Practicing taiji is said to improve strength, flexibility and agility, help balance, reduce inflammation, lower blood pressure, improve heart health and increase energy levels, and to top that off, it can reduce your levels of stress, anxiety and depression. And, because it is a low impact exercise that puts minimal stress on joints and muscles, it’s an activity that can be continued into old age (spend time in any park in China to see the over-80s practicing their forms with elegant ease).
Taiji is really a long game though, and as a complete beginner who was finding the simplest postures, a coordination and memory challenge, I certainly didn’t experience an immediate health boost, nor did I feel very meditative. Instead, I was frustrated at how easy the postures looked when the ever-patient Master Ping demonstrated them, and how conversely difficult they were for me to emulate them with the right alignment.

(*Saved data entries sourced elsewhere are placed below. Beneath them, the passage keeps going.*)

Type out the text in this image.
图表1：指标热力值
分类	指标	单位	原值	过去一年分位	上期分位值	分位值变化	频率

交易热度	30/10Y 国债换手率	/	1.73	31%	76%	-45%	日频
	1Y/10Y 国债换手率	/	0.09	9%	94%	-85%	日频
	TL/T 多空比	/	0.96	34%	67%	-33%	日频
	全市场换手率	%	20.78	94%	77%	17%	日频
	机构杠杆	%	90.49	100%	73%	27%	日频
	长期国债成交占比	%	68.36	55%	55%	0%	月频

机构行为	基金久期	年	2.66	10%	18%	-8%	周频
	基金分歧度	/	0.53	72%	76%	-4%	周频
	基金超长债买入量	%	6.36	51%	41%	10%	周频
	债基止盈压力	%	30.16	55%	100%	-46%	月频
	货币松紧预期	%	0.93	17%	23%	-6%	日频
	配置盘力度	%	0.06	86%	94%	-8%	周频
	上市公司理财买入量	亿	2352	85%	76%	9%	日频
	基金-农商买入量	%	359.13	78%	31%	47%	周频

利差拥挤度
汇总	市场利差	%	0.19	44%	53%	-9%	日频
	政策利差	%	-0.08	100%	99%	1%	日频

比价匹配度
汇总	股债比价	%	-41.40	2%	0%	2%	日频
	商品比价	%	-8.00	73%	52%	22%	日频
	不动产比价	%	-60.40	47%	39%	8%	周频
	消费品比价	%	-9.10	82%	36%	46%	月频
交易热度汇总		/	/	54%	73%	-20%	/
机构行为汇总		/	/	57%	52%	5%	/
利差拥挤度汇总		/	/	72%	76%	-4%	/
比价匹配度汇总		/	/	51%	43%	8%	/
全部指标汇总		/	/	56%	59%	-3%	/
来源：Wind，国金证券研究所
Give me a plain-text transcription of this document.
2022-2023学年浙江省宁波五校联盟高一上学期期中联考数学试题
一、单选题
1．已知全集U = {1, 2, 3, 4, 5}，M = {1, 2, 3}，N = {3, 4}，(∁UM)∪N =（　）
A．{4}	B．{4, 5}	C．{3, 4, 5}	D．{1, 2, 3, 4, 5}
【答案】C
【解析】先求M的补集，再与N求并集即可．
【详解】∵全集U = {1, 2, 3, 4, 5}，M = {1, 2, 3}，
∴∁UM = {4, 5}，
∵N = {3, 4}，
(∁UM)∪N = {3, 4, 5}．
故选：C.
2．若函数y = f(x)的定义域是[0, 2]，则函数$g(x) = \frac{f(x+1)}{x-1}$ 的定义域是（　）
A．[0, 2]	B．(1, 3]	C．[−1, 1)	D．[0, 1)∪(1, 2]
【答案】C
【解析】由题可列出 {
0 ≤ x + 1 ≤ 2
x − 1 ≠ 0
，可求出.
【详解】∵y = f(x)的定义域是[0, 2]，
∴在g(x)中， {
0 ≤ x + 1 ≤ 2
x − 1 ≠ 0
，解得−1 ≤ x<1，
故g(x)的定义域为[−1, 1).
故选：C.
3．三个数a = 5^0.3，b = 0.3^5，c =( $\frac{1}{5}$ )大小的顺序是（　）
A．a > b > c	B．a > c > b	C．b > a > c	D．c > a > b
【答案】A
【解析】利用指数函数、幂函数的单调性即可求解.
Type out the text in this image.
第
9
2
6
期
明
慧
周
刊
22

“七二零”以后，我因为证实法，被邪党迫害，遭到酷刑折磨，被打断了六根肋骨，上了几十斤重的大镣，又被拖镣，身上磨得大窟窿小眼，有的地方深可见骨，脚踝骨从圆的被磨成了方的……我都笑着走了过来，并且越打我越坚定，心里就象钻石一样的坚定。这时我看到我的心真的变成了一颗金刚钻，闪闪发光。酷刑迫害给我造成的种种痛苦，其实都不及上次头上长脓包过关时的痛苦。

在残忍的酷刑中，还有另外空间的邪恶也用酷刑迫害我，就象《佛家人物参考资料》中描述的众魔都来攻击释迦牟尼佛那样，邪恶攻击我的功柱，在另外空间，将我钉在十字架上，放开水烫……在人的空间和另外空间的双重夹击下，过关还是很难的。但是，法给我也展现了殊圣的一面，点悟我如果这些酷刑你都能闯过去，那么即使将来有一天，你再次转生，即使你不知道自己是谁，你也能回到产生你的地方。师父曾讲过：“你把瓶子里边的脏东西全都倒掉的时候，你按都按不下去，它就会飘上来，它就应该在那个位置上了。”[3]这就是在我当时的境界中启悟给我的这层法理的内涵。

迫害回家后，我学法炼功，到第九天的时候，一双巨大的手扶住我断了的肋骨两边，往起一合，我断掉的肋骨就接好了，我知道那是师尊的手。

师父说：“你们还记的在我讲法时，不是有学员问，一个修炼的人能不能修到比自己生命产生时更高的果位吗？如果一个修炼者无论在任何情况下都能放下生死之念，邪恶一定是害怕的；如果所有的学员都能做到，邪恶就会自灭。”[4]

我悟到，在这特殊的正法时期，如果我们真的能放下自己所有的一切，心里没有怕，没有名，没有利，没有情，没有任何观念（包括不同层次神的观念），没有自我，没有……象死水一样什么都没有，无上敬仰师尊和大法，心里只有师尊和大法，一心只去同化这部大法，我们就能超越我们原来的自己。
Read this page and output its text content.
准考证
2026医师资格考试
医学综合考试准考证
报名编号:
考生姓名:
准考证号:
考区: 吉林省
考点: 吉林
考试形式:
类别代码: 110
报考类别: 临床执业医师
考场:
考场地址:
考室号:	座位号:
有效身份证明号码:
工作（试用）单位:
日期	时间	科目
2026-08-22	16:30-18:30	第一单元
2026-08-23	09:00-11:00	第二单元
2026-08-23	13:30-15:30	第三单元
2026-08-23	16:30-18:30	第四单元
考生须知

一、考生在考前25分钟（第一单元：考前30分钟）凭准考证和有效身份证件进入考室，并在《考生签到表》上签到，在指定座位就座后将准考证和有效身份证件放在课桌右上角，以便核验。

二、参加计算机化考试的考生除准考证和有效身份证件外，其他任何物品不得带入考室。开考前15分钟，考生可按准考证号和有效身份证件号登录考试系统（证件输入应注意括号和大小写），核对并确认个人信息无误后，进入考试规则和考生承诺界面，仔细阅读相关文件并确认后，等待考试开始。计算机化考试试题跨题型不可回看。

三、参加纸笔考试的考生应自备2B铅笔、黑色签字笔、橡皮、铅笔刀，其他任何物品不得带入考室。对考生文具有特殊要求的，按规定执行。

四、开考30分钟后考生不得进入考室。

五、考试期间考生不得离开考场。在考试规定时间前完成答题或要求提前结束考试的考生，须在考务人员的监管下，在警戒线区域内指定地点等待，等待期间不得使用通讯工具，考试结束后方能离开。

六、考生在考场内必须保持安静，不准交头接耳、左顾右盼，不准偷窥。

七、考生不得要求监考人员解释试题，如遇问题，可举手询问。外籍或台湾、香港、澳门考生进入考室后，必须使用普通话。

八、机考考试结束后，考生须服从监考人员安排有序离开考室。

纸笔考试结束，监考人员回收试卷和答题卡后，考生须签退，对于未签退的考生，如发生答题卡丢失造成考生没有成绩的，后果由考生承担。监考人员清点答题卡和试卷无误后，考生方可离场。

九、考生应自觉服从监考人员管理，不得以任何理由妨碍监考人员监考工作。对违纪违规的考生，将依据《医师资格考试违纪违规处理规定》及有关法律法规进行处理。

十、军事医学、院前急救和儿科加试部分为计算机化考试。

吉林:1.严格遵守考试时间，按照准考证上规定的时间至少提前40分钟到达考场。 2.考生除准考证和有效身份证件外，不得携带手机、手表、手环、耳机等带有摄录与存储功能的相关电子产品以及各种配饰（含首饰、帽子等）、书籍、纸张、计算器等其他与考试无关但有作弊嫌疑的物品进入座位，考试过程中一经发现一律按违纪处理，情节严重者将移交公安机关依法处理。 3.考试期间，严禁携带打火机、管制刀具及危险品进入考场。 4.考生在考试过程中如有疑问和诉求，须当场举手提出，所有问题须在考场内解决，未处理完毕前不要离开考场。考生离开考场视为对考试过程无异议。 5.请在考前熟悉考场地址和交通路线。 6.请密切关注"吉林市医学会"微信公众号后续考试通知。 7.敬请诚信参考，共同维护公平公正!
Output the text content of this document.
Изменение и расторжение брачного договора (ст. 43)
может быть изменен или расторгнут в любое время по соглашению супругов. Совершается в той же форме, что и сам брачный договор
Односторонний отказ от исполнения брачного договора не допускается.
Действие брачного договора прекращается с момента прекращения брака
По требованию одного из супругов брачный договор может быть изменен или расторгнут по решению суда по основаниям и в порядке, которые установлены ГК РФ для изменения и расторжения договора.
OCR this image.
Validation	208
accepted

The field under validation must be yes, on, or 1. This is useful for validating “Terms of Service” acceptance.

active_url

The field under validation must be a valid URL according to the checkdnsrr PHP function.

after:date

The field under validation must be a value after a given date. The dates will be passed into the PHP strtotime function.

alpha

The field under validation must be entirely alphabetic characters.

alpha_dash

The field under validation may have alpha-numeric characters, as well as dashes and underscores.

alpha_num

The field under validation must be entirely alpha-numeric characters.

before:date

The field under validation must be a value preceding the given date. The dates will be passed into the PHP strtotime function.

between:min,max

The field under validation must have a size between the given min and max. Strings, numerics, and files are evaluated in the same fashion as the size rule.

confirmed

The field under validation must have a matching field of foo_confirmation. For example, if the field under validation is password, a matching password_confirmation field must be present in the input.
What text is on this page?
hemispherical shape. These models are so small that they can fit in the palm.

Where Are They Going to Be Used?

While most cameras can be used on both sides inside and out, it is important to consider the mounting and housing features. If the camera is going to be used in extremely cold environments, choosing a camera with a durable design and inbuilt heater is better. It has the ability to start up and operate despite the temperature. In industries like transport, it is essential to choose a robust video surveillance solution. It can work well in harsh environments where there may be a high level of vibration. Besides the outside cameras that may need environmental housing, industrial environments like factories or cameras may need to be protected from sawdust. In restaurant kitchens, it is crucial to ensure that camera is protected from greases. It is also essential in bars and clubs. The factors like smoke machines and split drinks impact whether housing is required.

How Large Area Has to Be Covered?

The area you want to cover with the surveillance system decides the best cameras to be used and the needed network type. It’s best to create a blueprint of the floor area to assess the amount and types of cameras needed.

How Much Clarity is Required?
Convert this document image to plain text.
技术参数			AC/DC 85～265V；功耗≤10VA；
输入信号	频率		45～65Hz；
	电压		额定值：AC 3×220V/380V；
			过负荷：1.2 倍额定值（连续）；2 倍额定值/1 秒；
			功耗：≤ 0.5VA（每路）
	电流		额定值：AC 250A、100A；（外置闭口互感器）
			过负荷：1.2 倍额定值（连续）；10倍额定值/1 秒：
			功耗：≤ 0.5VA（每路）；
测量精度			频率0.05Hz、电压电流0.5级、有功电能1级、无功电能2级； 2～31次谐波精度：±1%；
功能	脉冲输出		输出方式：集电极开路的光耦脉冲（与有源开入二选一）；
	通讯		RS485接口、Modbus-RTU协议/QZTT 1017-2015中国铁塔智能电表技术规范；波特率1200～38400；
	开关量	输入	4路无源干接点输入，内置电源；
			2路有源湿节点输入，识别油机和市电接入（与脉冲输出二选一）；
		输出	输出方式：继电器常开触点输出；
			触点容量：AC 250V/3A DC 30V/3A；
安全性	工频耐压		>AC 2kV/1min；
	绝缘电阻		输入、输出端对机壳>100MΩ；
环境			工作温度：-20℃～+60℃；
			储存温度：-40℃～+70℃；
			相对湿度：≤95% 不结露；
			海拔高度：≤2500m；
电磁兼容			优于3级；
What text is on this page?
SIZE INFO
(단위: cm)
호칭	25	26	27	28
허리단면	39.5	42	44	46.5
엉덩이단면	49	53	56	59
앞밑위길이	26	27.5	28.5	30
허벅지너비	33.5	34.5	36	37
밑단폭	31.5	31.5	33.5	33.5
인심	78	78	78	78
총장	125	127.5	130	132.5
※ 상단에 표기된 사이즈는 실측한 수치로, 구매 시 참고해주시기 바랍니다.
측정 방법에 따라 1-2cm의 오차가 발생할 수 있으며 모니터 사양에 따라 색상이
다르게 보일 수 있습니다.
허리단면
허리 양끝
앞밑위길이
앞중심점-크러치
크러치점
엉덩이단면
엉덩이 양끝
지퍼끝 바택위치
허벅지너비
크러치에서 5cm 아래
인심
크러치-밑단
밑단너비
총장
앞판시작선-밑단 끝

Other students reported feeling ji (the Chinese word for energy) coursing through their body by the end of a training session, but I just felt tired, sweaty and ravenous. Communal lunches and dinners of simple but delicious food —steaming white rice, stir fried egg and tomato, chunks of tofu with chilli, fried salty peanuts, and piles of beansprouts and steamed greens— were just what was needed to refuel.
I spent my free hours in between morning and afternoon training wandering around the peaceful village of Jima, where old houses lay between emerald-green rice paddies and huge karst mountains covered in lush foliage punctuated the skyline like mossy teeth. This magical landscape is one of the most famous in all of China, having been immortalized in painting and poetry for a thousand years.
It was only on the weekends off training that I really had time to explore the beautiful area surrounding the village. Renting a bicycle, I cycled past the rice paddies, through quiet villages and along serene rivers, and hiked up to the top of Green Lotus Mountain, which towers above the town of Yangshuo and offered the best views of my entire trip in China, a startling panorama of hundreds of karst mountains fading into the far distance like undulating waves. I floated down the Li River between Xingping and Yucun on a traditional bamboo raft to see Guanxi’s most famous scene, which is depicted on the 20 RMB bill: a ribbon of river winding gently between mountains. While signs of China’s unabated development were nearly everywhere, with new construction projects dotted all over the countryside, there was nevertheless a sense of timelessness to this landscape that I felt chimed with the six-thousand-year-old rooting of taiji.
As the days and weeks passed at the school, I made progress in memorizing the sequence of postures, and started easing into the flow of the form. The practice became less about remembering what came next and more about sensing fluidity between postures which brought a mental and physical calmness to my movements. Under Master Ping’s gentle tuition and guidance, I went from uncoordinated, frustrated restless-thoughts beginner to feel more centered, balanced, and just that little bit quieter in my mind. At the end of the three weeks, I tasted a small slice of the magic of taiji and it left me wanting more.